BC : Aucune idée, cela s’est fait naturellement. Il y avait une ligne directrice pour les chansons qui étaient plus claires. Alors que cela soit avec des cuivres, une guitare, un clavier ou une batterie, c’est raconter la même histoire mais à sa façon. Nous avons le même propos à chaque circonstance. Alors évidemment, les cuivres ont soutenu l’ensemble plutôt que d’être mis au-devant de la scène.
LPC : Après dix mois de tournée à travers l’Europe et la France, où puisez-vous toute cette énergie que vous partagez avec le public durant les concerts ?
BC : Pour nous, il y a deux raisons. D’une part, nous mettons beaucoup de cœur dans notre travail car nous adorons cela. D’autre part, nous aimons aller à la rencontre du public durant les concerts pendant lesquels, chaque soir, nous jouons pour lui comme si c’était la première fois. C’est comme une première rencontre quand il y a un feeling partagé. On s’ouvre à l’autre et on se veut plus séduisant. Donc, il y a un rapport de séduction dans cette volonté d’aller sur scène. Et comme c’est notre terrain de jeu, et même s’il la fatigue physique existe, le moral est au beau fixe et nous ne mentons jamais. Car notre valeur première, c’est la sincérité.
LPC : « Babylone Circus »… un beau et étrange nom pour un groupe. Un clin d’œil vers le monde du cirque ou c’est plus subtil que ça ?
BC : C’est un nom qui s’est un peu imposé à nous. Comme beaucoup de groupes, on a passé des journées et des soirées entières à chercher une identité parfois pourrie. Et puis un jour, un membre du groupe, pour une raison x ou y, rentre dans notre local de répétition où nous étions en train de jouer un reggae, et au lieu de dire « Qu’est-ce que c’est ce cirque », il a dit « Qu’est-ce que c’est ce Babylon Circus ? ». Là, nous nous sommes arrêtés de répéter et nous sommes dit : « ah bien tiens, c’est nous ! » Pourquoi ? aucune idée. Peut-être un clin d’œil à l’histoire de la tour de Babel avec Babylon, car nous chantons dans plusieurs langues. Et Circus, peut-être à cause du voyage, l’aspect familial, mélanger des disciplines avec les instruments et les gens. Il y a comme un côté sucré-salé. Finalement, nous avons l’impression qu’on va faire notre cirque de Babylone en Babylone. Mais encore une fois, ce n’est qu’une interprétation que nous pouvons donner à la signification du nom de notre groupe.
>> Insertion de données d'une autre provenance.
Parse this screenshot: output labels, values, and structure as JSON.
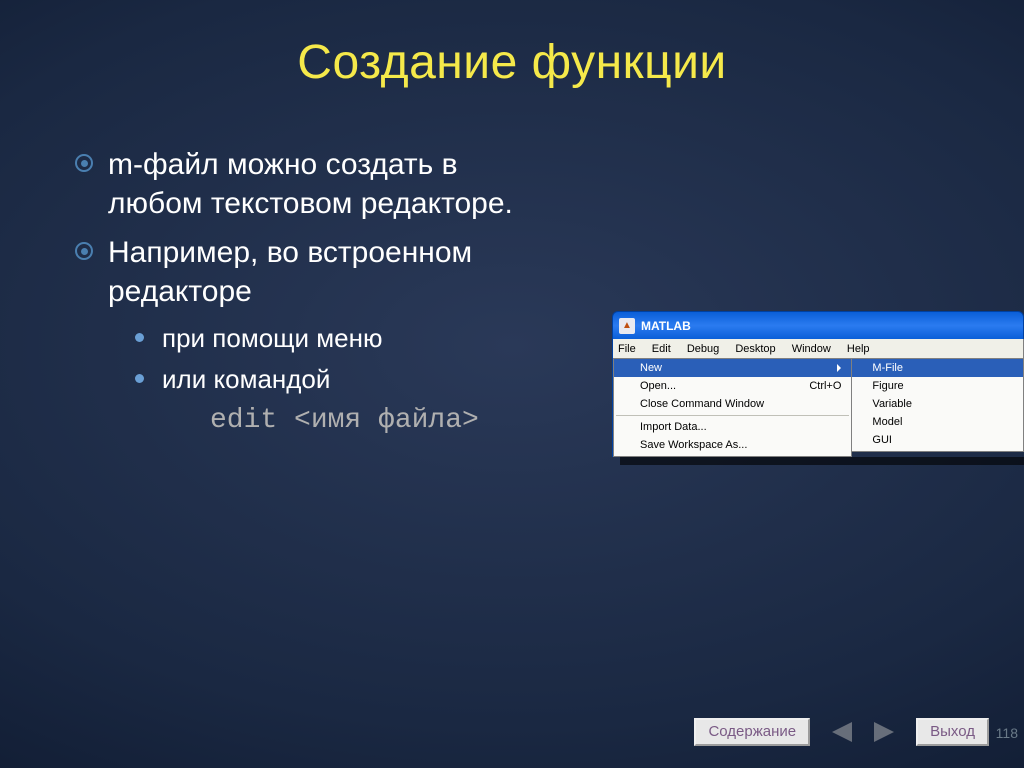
{
  "slide": {
    "title": "Создание функции",
    "bullets": [
      "m-файл можно создать в любом текстовом редакторе.",
      "Например, во встроенном редакторе"
    ],
    "subbullets": [
      "при помощи меню",
      "или командой"
    ],
    "code": "edit <имя файла>"
  },
  "matlab": {
    "app": "MATLAB",
    "menubar": [
      "File",
      "Edit",
      "Debug",
      "Desktop",
      "Window",
      "Help"
    ],
    "file_menu": {
      "new": {
        "label": "New"
      },
      "open": {
        "label": "Open...",
        "shortcut": "Ctrl+O"
      },
      "close_cmd": {
        "label": "Close Command Window"
      },
      "import": {
        "label": "Import Data..."
      },
      "save_ws": {
        "label": "Save Workspace As..."
      }
    },
    "new_submenu": [
      "M-File",
      "Figure",
      "Variable",
      "Model",
      "GUI"
    ]
  },
  "footer": {
    "contents": "Содержание",
    "exit": "Выход",
    "page": "118"
  }
}
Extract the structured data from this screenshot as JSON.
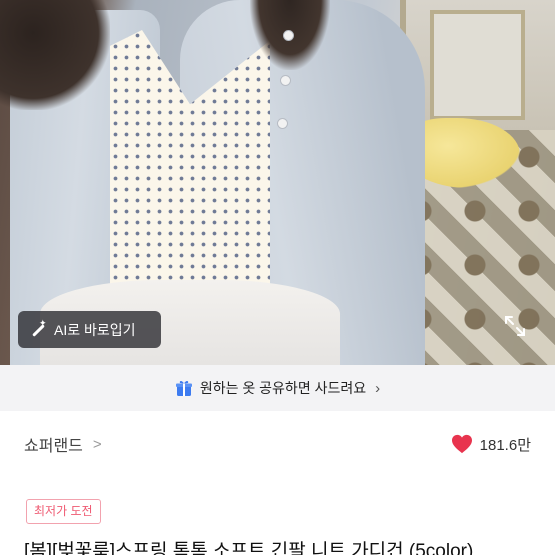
{
  "photo": {
    "ai_button_label": "AI로 바로입기",
    "ai_icon": "magic-wand-icon",
    "expand_icon": "expand-icon"
  },
  "promo": {
    "text": "원하는 옷 공유하면 사드려요",
    "icon": "gift-icon",
    "chevron": "›"
  },
  "store": {
    "name": "쇼퍼랜드",
    "chevron": ">",
    "like_count": "181.6만",
    "heart_color": "#e8344e"
  },
  "product": {
    "badge": "최저가 도전",
    "title": "[봄][벚꽃룩]스프링 톡톡 소프트 긴팔 니트 가디건 (5color)"
  },
  "colors": {
    "badge_text": "#ef5a72",
    "promo_background": "#f3f3f5",
    "gift_icon": "#3d7bf0"
  }
}
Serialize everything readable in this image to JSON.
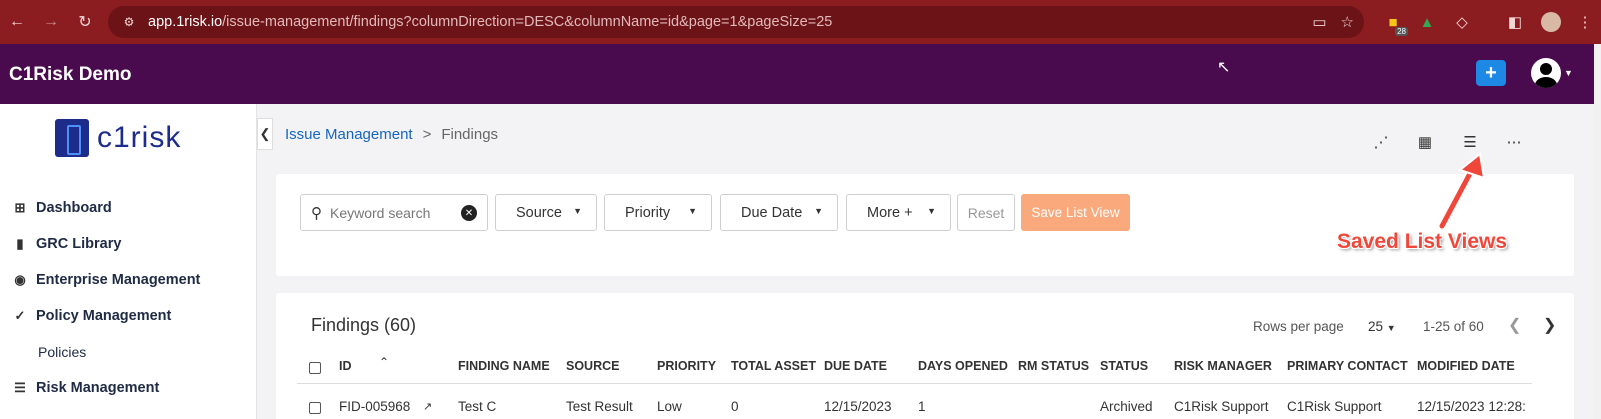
{
  "browser": {
    "url_host": "app.1risk.io",
    "url_path": "/issue-management/findings?columnDirection=DESC&columnName=id&page=1&pageSize=25",
    "extension_badge": "28"
  },
  "app": {
    "title": "C1Risk Demo",
    "logo_text": "c1risk",
    "add_icon": "+"
  },
  "sidebar": {
    "items": [
      {
        "label": "Dashboard",
        "icon": "grid-icon"
      },
      {
        "label": "GRC Library",
        "icon": "book-icon"
      },
      {
        "label": "Enterprise Management",
        "icon": "globe-icon"
      },
      {
        "label": "Policy Management",
        "icon": "check-icon"
      },
      {
        "label": "Risk Management",
        "icon": "list-icon"
      }
    ],
    "sub_items": [
      "Policies"
    ]
  },
  "breadcrumb": {
    "parent": "Issue Management",
    "separator": ">",
    "current": "Findings"
  },
  "filters": {
    "search_placeholder": "Keyword search",
    "source": "Source",
    "priority": "Priority",
    "due_date": "Due Date",
    "more": "More +",
    "reset": "Reset",
    "save_list_view": "Save List View"
  },
  "annotation": {
    "text": "Saved List Views",
    "color": "#f0473b"
  },
  "findings": {
    "title": "Findings (60)",
    "rows_per_page_label": "Rows per page",
    "rows_per_page_value": "25",
    "range": "1-25 of 60",
    "columns": [
      "ID",
      "FINDING NAME",
      "SOURCE",
      "PRIORITY",
      "TOTAL ASSET",
      "DUE DATE",
      "DAYS OPENED",
      "RM STATUS",
      "STATUS",
      "RISK MANAGER",
      "PRIMARY CONTACT",
      "MODIFIED DATE"
    ],
    "rows": [
      {
        "id": "FID-005968",
        "finding_name": "Test C",
        "source": "Test Result",
        "priority": "Low",
        "total_asset": "0",
        "due_date": "12/15/2023",
        "days_opened": "1",
        "rm_status": "",
        "status": "Archived",
        "risk_manager": "C1Risk Support",
        "primary_contact": "C1Risk Support",
        "modified_date": "12/15/2023 12:28:"
      }
    ]
  },
  "colors": {
    "browser_bar": "#8b1c20",
    "app_header": "#4a0b4e",
    "link": "#1565c0",
    "save_button": "#f9a97c",
    "folder_button": "#1e88e5"
  }
}
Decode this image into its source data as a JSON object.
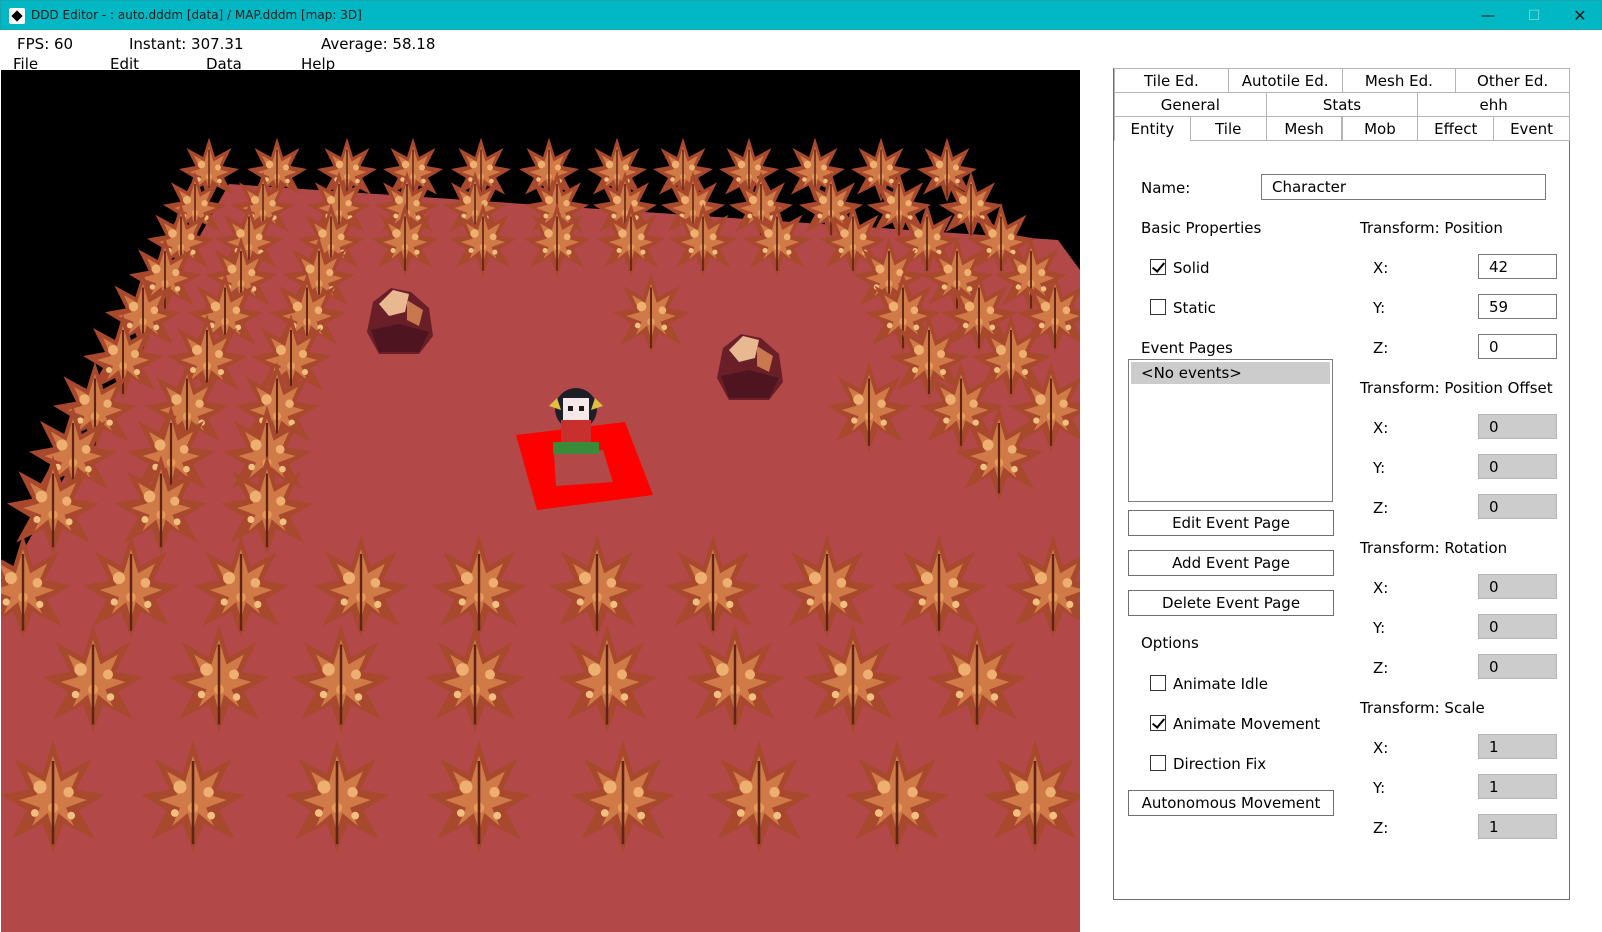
{
  "window": {
    "title": "DDD Editor - : auto.dddm [data] / MAP.dddm [map: 3D]",
    "min_glyph": "—",
    "max_glyph": "☐",
    "close_glyph": "✕"
  },
  "stats": {
    "fps": "FPS: 60",
    "instant": "Instant: 307.31",
    "average": "Average: 58.18"
  },
  "menu": {
    "file": "File",
    "edit": "Edit",
    "data": "Data",
    "help": "Help"
  },
  "tabs": {
    "row1": [
      "Tile Ed.",
      "Autotile Ed.",
      "Mesh Ed.",
      "Other Ed."
    ],
    "row2": [
      "General",
      "Stats",
      "ehh"
    ],
    "row3": [
      "Entity",
      "Tile",
      "Mesh",
      "Mob",
      "Effect",
      "Event"
    ],
    "selected": "Entity"
  },
  "entity": {
    "name_label": "Name:",
    "name_value": "Character",
    "basic_properties": "Basic Properties",
    "solid": {
      "label": "Solid",
      "checked": true
    },
    "static": {
      "label": "Static",
      "checked": false
    },
    "event_pages_label": "Event Pages",
    "event_pages": [
      "<No events>"
    ],
    "edit_event_page": "Edit Event Page",
    "add_event_page": "Add Event Page",
    "delete_event_page": "Delete Event Page",
    "options_label": "Options",
    "animate_idle": {
      "label": "Animate Idle",
      "checked": false
    },
    "animate_movement": {
      "label": "Animate Movement",
      "checked": true
    },
    "direction_fix": {
      "label": "Direction Fix",
      "checked": false
    },
    "autonomous_movement": "Autonomous Movement"
  },
  "transform": {
    "axis_x": "X:",
    "axis_y": "Y:",
    "axis_z": "Z:",
    "position": {
      "label": "Transform: Position",
      "x": "42",
      "y": "59",
      "z": "0"
    },
    "offset": {
      "label": "Transform: Position Offset",
      "x": "0",
      "y": "0",
      "z": "0"
    },
    "rotation": {
      "label": "Transform: Rotation",
      "x": "0",
      "y": "0",
      "z": "0"
    },
    "scale": {
      "label": "Transform: Scale",
      "x": "1",
      "y": "1",
      "z": "1"
    }
  },
  "colors": {
    "titlebar": "#00b8c4",
    "ground": "#b34848",
    "selection": "#ff0000",
    "bush": "#a8482c",
    "bush_light": "#e8a060",
    "rock": "#6a1e28"
  }
}
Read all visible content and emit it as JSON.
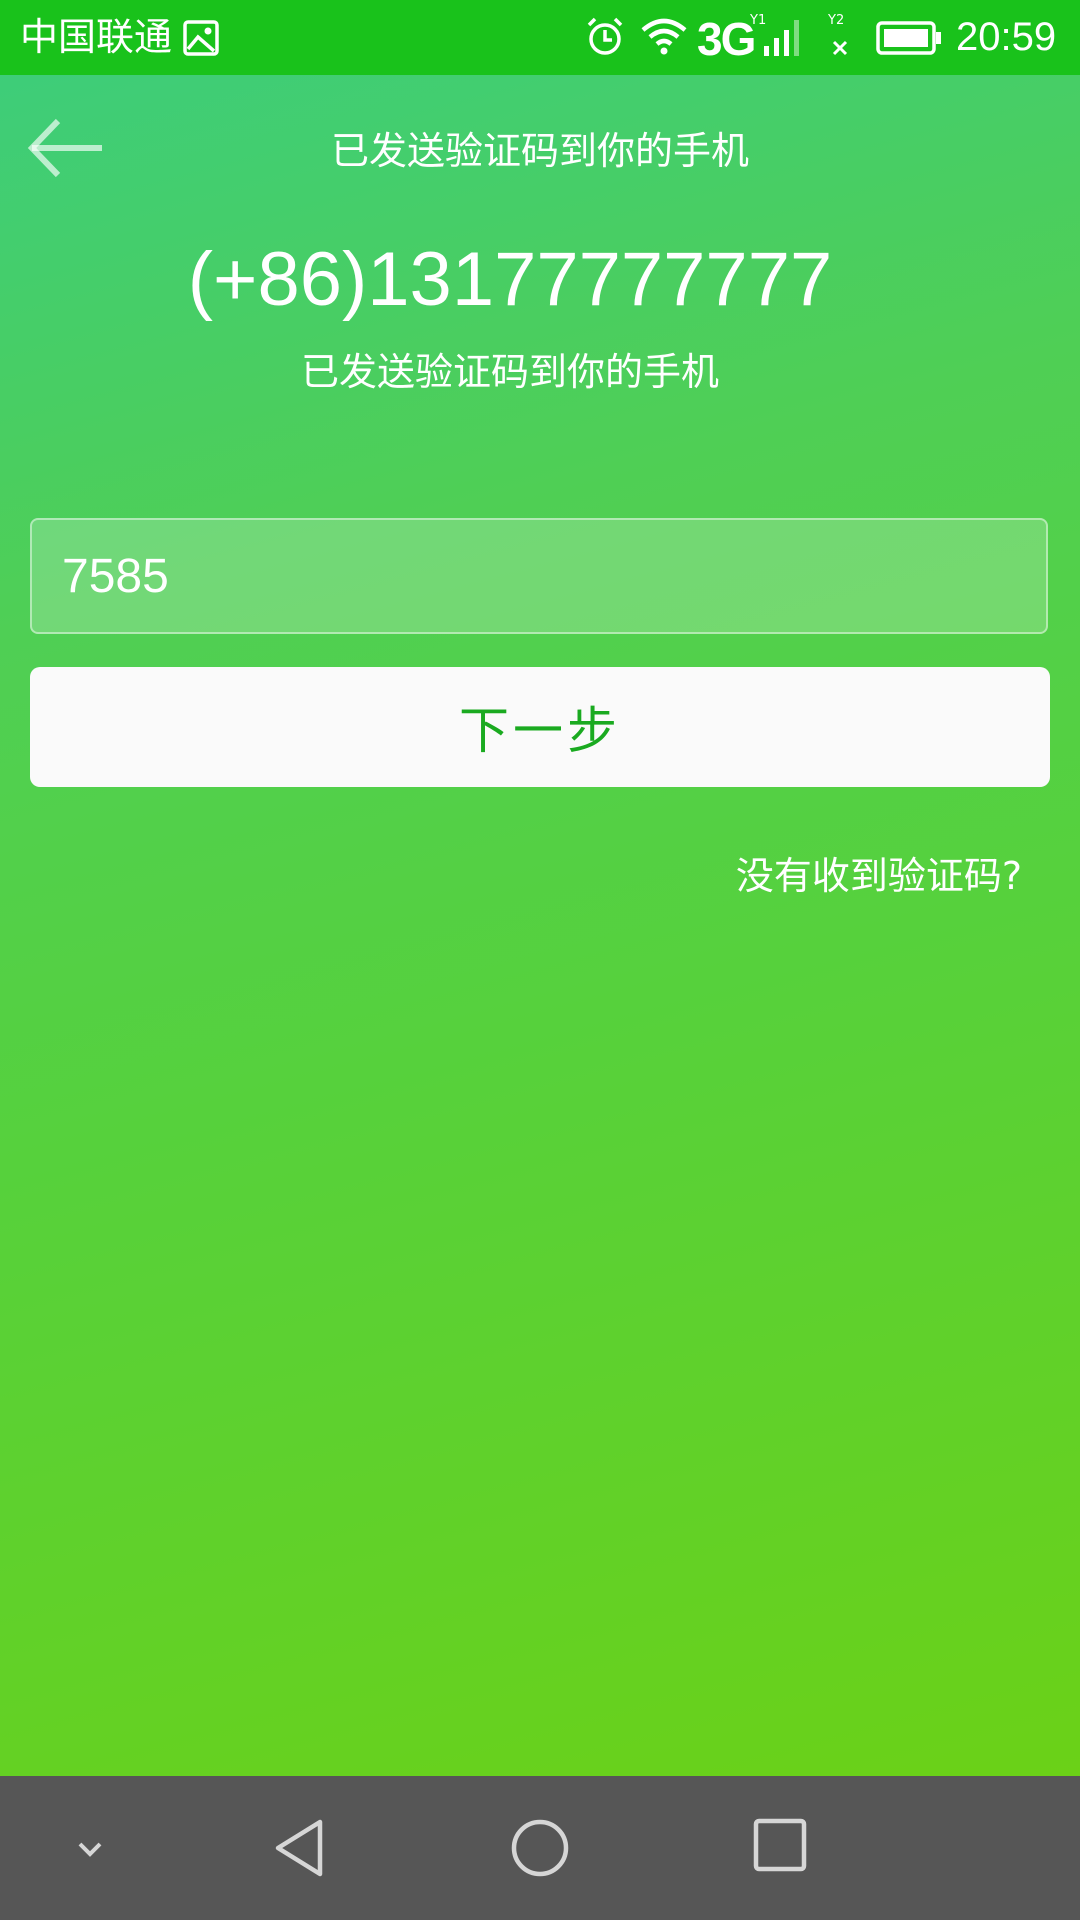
{
  "status_bar": {
    "carrier": "中国联通",
    "network": "3G",
    "time": "20:59",
    "icons": [
      "gallery-icon",
      "alarm-icon",
      "wifi-icon",
      "signal-sim1-icon",
      "signal-sim2-icon",
      "battery-icon"
    ]
  },
  "header": {
    "back_icon": "arrow-left-icon",
    "title": "已发送验证码到你的手机"
  },
  "verification": {
    "phone": "(+86)13177777777",
    "sub_text": "已发送验证码到你的手机"
  },
  "code_input": {
    "value": "7585"
  },
  "next_button": {
    "label": "下一步"
  },
  "no_code_link": {
    "label": "没有收到验证码?"
  },
  "nav_bar": {
    "icons": [
      "chevron-down-icon",
      "nav-back-icon",
      "nav-home-icon",
      "nav-recent-icon"
    ]
  },
  "colors": {
    "status_bar": "#19c21b",
    "gradient_start": "#3ecd79",
    "gradient_end": "#6bd117",
    "button_text": "#1aaa20",
    "nav_bar": "#565656"
  }
}
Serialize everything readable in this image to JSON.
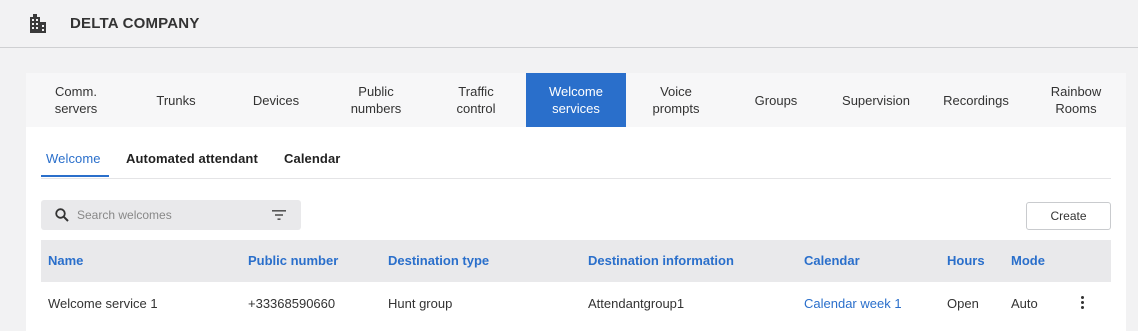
{
  "header": {
    "company": "DELTA COMPANY",
    "icon": "building-icon"
  },
  "nav": {
    "tabs": [
      {
        "label": "Comm.\nservers",
        "active": false
      },
      {
        "label": "Trunks",
        "active": false
      },
      {
        "label": "Devices",
        "active": false
      },
      {
        "label": "Public\nnumbers",
        "active": false
      },
      {
        "label": "Traffic\ncontrol",
        "active": false
      },
      {
        "label": "Welcome\nservices",
        "active": true
      },
      {
        "label": "Voice\nprompts",
        "active": false
      },
      {
        "label": "Groups",
        "active": false
      },
      {
        "label": "Supervision",
        "active": false
      },
      {
        "label": "Recordings",
        "active": false
      },
      {
        "label": "Rainbow\nRooms",
        "active": false
      }
    ]
  },
  "subtabs": {
    "items": [
      {
        "label": "Welcome",
        "active": true
      },
      {
        "label": "Automated attendant",
        "active": false
      },
      {
        "label": "Calendar",
        "active": false
      }
    ]
  },
  "toolbar": {
    "search_placeholder": "Search welcomes",
    "create_label": "Create"
  },
  "table": {
    "columns": [
      "Name",
      "Public number",
      "Destination type",
      "Destination information",
      "Calendar",
      "Hours",
      "Mode"
    ],
    "rows": [
      [
        "Welcome service 1",
        "+33368590660",
        "Hunt group",
        "Attendantgroup1",
        "Calendar week 1",
        "Open",
        "Auto"
      ]
    ]
  },
  "colors": {
    "accent": "#2a6fcb",
    "header_bg": "#f2f2f3",
    "table_head_bg": "#e9e9eb"
  }
}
LPC : 14 ans que le groupe existe, des départs et des arrivées de membres. Comment se passe l’adolescence de la formation musicale ?
BC : Ce qui est important pour nous, c’est que chacun s’y retrouve et s’y sente bien car du coup, cela crée une motivation. La personne qui vient chez nous va apporter ses influences et puis les portes de Babylon Circus n’ont jamais été fermées. Nous n’avons jamais voulu retenir l’un des membres. Il y en a qui sont partis pour des raisons artistiques ou parce qu’ils ont décidé de changer d’orientation. Finalement, cela apporte beaucoup de richesse puisque toutes les personnes qui sont passées y ont laissé quelque chose. Le groupe est une marmite où chaque membre jette son lot d’épices. Et les nouveaux apportent une fraîcheur à la formation. Bien avant le début de Babylon Circus, Manu et David avaient déjà des influences différentes. Pour le premier, c’était le reggae et pour le second, le rock alternatif. Ils auraient pu monter chacun leur projet dans leur coin. En finalité, cela a été le moyen de travailler ensemble.
LPC : Vous avez déjà un album en projet ?
BC : La scène c’est viscéral pour nous, mais l’écriture l’est également. Nous avons besoin d’écrire en permanence. Donc, même si là nous venons d’effectuer quinze jours en tournée, dès que nous avions un peu de temps, nous répétions de nouveaux morceaux ou bien nous réarrangions des titres. Nous ne nous en privons pas. C’est vrai que nous commençons à travailler sur de nouvelles chansons. Alors parfois ça se passe avec une guitare, un micro et un ordinateur avec lequel nous enregistrons pour nous constituer une base. C’est un début.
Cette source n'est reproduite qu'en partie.